New Contest Puts PSoC Boards In The Hands Of 50 Entries

Today marks the beginning of the PSoC IoT design contest. Show us your idea for an interesting Internet-connected thing and we’ll send you a dev kit to actually build it.

With the help of Cypress, Digi-Key, and AWS IoT we’ll be sending out your choice of  PSoC 6 WiFi-BT Pioneer kit or Prototyping Kit to up to 50 entries just for publishing a great idea of something to build with them. As you guessed from the name, these provide WiFi and Bluetooth connectivity, but they’re also bristling with seven programmable analog blocks the PSoC is known for, and a hundred GPIO. They have prototyping add-ons like a 2.4″ screen for user interface, audio, IMU, capacitive touch, and a heap of other goodies.

You have until May 26th to post a project page on Hackaday.io outlining your idea — don’t forget to use that “Submit project to” button to enter it in the contest. Tells us all about the IoT project you want to build and which PSoC 6 board you plan to use. If your idea is picked, we’ll send you the dev board and you’ll have until August to actually build your idea. Grand Prize will receive a $500 prepaid Visa card, two runners up will each receive a $250 card.

Full details are available on the contest page. We know you’ve always wanted to give your fish a Twitter account, to have a dashboard that shows up-to-the minute stats on how much Boo Berry Cereal you have left, a beacon to give you push alerts when the laundry needs to make its way into the dryer, or perhaps you plan to build a new wave of Internet-connect pagers. Whatever it is, from a silly idea to a truly life-improving build, if it’s begging to spread its data far and wide, it’s a perfect idea for this contest.

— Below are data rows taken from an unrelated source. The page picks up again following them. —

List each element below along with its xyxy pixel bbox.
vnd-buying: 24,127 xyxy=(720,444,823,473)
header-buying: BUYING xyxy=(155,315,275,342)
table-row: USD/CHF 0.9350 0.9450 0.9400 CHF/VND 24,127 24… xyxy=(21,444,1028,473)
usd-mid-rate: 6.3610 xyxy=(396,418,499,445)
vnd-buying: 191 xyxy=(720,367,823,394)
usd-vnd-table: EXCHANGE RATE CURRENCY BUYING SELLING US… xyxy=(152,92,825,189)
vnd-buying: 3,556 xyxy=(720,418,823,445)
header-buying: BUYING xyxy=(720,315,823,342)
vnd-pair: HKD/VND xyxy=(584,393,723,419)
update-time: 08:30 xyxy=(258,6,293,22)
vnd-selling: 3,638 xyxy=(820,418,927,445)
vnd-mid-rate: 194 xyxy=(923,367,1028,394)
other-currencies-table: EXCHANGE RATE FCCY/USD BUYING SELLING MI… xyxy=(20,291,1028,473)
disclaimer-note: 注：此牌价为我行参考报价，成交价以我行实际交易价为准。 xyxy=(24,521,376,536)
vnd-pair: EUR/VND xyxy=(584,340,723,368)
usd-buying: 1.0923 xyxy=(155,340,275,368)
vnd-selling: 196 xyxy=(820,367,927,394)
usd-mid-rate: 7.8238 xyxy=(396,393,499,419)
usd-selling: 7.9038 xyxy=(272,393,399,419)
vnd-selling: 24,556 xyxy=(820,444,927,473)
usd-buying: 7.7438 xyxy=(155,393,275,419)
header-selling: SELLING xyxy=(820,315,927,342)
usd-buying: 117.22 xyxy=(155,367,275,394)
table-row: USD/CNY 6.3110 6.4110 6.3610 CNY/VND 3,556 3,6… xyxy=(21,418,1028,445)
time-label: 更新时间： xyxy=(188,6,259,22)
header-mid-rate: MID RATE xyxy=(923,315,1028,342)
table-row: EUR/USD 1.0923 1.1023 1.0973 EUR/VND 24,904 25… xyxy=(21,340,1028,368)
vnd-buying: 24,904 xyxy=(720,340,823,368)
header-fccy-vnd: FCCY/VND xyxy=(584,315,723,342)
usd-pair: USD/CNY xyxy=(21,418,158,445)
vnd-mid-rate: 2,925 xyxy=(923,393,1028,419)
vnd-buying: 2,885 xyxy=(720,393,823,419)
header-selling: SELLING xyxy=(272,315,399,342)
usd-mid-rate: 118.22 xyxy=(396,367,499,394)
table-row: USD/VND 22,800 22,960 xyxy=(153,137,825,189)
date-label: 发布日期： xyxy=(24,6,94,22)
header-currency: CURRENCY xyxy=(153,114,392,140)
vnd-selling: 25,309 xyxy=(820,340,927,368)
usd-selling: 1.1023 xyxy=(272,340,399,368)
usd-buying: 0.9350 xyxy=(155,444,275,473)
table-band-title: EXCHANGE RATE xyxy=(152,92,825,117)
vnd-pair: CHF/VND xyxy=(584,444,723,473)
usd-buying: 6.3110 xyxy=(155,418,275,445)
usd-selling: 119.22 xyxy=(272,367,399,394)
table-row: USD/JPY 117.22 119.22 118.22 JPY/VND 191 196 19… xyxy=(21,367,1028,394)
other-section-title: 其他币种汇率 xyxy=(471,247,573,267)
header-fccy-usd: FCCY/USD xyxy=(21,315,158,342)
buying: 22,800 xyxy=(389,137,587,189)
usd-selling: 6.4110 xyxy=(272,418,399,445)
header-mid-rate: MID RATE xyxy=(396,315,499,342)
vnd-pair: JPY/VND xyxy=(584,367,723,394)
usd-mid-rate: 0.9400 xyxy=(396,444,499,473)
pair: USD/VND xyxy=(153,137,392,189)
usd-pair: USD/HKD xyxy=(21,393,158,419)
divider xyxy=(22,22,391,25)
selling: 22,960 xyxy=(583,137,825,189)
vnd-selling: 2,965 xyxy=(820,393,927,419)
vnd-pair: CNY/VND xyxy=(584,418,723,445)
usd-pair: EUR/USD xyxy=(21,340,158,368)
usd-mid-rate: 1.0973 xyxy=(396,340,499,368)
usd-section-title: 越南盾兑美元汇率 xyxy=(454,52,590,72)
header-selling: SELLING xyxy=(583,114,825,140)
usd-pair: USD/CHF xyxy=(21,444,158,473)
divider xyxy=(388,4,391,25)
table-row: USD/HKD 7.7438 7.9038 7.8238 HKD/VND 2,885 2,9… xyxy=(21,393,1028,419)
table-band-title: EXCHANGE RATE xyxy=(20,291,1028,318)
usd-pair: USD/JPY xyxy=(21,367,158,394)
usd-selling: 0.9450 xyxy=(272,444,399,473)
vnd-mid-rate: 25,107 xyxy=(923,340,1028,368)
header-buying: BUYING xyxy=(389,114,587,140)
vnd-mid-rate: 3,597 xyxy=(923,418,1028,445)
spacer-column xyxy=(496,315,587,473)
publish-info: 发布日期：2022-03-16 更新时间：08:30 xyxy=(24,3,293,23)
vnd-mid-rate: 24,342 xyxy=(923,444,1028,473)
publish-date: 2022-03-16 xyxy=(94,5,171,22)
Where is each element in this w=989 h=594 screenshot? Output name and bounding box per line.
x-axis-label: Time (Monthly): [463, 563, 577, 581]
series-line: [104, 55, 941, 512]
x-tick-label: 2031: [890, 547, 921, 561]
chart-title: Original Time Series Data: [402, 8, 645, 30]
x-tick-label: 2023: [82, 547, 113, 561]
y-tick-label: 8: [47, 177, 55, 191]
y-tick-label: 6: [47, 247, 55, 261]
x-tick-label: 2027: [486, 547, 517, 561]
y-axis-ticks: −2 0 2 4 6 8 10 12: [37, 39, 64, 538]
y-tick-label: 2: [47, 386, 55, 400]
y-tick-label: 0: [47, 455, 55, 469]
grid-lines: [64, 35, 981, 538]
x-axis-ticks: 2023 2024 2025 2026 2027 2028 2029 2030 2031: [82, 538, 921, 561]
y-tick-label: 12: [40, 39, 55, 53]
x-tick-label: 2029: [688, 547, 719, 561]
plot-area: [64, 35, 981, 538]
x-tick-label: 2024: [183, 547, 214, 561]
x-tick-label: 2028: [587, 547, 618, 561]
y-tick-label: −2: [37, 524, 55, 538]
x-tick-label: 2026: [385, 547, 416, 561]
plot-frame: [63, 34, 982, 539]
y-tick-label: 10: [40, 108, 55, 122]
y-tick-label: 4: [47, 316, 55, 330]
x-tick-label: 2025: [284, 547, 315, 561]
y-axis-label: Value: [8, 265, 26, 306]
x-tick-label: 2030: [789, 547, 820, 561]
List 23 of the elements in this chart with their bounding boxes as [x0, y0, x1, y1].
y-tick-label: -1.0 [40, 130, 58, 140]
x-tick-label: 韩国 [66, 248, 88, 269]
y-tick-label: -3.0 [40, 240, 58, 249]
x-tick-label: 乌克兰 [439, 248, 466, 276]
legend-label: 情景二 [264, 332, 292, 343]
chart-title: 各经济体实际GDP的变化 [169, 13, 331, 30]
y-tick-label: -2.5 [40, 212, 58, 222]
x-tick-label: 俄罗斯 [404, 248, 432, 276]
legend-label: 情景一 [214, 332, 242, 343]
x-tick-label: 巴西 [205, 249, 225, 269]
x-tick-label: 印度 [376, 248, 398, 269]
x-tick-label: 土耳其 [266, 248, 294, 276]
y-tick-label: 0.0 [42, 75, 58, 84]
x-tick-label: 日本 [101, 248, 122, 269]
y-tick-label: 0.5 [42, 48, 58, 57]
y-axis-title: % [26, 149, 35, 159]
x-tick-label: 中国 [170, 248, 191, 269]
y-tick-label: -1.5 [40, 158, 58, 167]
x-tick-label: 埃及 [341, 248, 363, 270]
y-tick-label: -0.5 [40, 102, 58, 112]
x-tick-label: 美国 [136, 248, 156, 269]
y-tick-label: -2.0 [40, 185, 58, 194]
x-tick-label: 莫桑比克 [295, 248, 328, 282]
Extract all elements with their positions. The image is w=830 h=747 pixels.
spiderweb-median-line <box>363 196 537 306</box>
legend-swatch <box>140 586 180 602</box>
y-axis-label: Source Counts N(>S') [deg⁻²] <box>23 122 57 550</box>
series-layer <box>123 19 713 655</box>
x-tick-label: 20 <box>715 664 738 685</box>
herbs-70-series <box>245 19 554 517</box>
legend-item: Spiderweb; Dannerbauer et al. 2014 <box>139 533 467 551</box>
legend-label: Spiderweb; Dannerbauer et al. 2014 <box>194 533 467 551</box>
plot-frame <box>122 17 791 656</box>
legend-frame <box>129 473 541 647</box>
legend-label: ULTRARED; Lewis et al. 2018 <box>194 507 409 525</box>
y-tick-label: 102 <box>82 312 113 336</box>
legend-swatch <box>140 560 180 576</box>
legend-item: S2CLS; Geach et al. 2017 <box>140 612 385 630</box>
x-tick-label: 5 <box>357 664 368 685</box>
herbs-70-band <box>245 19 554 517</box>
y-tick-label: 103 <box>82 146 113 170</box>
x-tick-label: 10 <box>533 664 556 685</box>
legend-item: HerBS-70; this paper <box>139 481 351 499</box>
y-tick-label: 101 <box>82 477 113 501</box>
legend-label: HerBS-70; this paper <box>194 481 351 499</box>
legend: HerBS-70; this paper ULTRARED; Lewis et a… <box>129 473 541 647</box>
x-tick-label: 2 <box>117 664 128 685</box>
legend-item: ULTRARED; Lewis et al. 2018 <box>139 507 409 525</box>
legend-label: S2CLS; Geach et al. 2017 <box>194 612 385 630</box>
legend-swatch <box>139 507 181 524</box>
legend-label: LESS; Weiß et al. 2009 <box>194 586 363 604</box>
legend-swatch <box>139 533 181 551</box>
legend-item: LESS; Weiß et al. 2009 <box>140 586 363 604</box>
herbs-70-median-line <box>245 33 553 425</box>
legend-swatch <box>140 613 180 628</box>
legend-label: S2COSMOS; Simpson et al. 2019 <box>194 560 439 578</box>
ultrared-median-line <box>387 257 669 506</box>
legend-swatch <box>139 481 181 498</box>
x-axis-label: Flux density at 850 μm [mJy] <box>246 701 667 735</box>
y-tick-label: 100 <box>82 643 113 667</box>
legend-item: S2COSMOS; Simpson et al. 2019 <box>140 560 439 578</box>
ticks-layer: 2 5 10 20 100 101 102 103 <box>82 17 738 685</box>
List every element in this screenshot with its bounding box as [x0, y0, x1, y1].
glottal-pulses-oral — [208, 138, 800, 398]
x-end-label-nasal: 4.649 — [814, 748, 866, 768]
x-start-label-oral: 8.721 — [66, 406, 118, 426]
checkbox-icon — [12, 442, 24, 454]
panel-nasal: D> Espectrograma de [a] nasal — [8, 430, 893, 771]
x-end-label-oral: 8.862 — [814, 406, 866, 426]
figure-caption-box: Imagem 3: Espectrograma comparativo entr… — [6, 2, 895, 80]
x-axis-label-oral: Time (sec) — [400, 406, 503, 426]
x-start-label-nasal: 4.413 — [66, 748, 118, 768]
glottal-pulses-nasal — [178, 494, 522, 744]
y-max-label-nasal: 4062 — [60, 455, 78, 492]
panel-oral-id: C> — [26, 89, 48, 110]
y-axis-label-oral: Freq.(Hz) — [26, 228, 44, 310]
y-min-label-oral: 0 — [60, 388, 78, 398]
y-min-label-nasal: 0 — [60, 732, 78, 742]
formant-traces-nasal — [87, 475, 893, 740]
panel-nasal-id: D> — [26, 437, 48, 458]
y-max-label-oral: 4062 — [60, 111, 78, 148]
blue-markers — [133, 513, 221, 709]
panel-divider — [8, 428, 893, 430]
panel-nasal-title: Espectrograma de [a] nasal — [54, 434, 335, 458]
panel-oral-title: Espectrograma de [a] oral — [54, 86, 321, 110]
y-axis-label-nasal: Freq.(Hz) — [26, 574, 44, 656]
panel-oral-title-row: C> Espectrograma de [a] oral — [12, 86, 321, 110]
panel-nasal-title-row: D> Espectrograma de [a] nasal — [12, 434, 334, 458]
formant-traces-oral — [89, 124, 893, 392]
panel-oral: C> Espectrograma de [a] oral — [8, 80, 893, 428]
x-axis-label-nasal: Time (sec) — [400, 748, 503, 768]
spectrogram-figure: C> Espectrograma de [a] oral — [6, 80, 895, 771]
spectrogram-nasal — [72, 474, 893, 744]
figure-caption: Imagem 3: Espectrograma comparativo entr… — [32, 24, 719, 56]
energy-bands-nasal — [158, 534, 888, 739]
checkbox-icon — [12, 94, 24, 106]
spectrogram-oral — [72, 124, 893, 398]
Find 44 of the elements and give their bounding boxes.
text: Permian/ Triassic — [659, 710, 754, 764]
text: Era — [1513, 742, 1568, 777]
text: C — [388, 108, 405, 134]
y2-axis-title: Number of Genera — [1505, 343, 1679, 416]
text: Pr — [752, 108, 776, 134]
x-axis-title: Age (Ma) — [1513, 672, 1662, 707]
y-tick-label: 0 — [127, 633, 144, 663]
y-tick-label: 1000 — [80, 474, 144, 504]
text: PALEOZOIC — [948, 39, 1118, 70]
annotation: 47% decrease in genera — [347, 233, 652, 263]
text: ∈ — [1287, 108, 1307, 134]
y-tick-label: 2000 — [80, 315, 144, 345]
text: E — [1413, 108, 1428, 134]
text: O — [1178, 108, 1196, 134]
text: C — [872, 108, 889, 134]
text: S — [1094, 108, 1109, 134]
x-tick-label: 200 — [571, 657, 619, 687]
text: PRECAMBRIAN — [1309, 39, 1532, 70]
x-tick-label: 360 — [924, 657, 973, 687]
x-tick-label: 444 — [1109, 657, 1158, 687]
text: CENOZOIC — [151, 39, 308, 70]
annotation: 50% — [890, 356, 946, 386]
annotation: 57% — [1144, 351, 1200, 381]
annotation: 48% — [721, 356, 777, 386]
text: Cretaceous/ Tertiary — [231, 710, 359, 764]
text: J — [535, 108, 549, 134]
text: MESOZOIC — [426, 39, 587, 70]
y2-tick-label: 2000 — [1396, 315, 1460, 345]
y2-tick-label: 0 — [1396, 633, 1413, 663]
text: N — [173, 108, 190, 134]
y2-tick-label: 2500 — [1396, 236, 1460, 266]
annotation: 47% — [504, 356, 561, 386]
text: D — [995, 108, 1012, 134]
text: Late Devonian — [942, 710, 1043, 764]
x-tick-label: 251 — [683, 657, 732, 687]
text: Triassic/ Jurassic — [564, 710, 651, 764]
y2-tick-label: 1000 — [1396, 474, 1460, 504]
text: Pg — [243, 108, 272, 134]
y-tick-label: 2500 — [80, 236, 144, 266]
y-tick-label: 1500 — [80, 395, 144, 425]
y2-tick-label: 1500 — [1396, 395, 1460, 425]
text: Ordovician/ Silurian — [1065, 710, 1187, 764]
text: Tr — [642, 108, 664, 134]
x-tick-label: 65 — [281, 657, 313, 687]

16 thoughts on “New Contest Puts PSoC Boards In The Hands Of 50 Entries

  1. Ah yes, with PSoC you get:
    * a proprietary programmer bus
    * closed compiler with proprietary graphical IP modules no one can debug
    * cross-bar latch-up silicon that fails closed on ESD to cause serious power faults in your product

    How this company hasn’t burned down already is a testament to the stupidity of US government contractors.

    Is HaD that desperate for marketing cash to shill for this garbage?

    1. And further, I love how the contest requires people to think up new and innovative applications in a field that’s been thoroughly raked over by corporations and individual entrepreneurs alike.

      And the application has to use the cloud in some way. So a measuring device that connects to your home network by WiFi doesn’t count unless the data goes through the cloud (contest mentioning AWS by name) and back to you. A personal device that connects to your cell phone doesn’t count unless the data goes out to the cloud and back.

      Most IoT applications are not worth the extra expense. The ones that are worth the expense – the meagre few of them – are already products.

      I don’t hold out a lot of hope for this contest.

  2. Fascinating bad comments about the product and contest.
    I’ve been using the Cypress BLE modules for some time now and generally like them.
    The IDE (windows) is simple to install and use – and the compiler is GCC. I’m not doing embedded graphics – I’m doing tiny BLE boxes, so I don’t know about the “proprietary graphical IP modules”.
    The PSoC6 splits the proprietary BLE code onto an M0 while leaving an M4 for user code. That way the BLE black box doesn’t keep stepping on the toes of the application program. Nordic also makes such a chip.
    I don’t know of any open source BLE code, although I don’t know if I’m up for tinkering with the BLE stack. Let me know if there is and what chip it runs on. Low power – my devices run for a year on a coin cell. BLE not Wifi.
    The 6 is a little pricey, but not bad. I’m having a hard time understanding the criticism.
    Of course the units I’ve used haven’t had a latch-up due to ESD. If that had happened I might be more critical.

    1. I am generally agnostic about silicon, but cypress should stick to building other products.
      The PSoC series was a mistake no one ever admitted was a problem.
      After our experience, I would still go with a Nordic nRF chip for BLE rather than risk the same BS.

      There are dozen better options around… don’t fall for free cheese kids.

  3. So how much did Cypress chip in for this ad?

    I tried using PSoC chips with some of their development boards because I thought it was a cool concept and liked the idea of having some “schematic capture” design tools for software.

    But their proprietary IDE was the only option for writing code, and that combined with the lack of affordable debuggers made them not worth the headache. Most of the boards I got are still in their boxes and I never got around to making my own PCB for them.

    Uh…good luck to the contest entrants though.

    1. There’s a $10 PSoC 5LP board that comes with a debugger. How cheap do you want? You get a processor, some analog stuff, and a enough programmable logic to do something useful for a few bucks.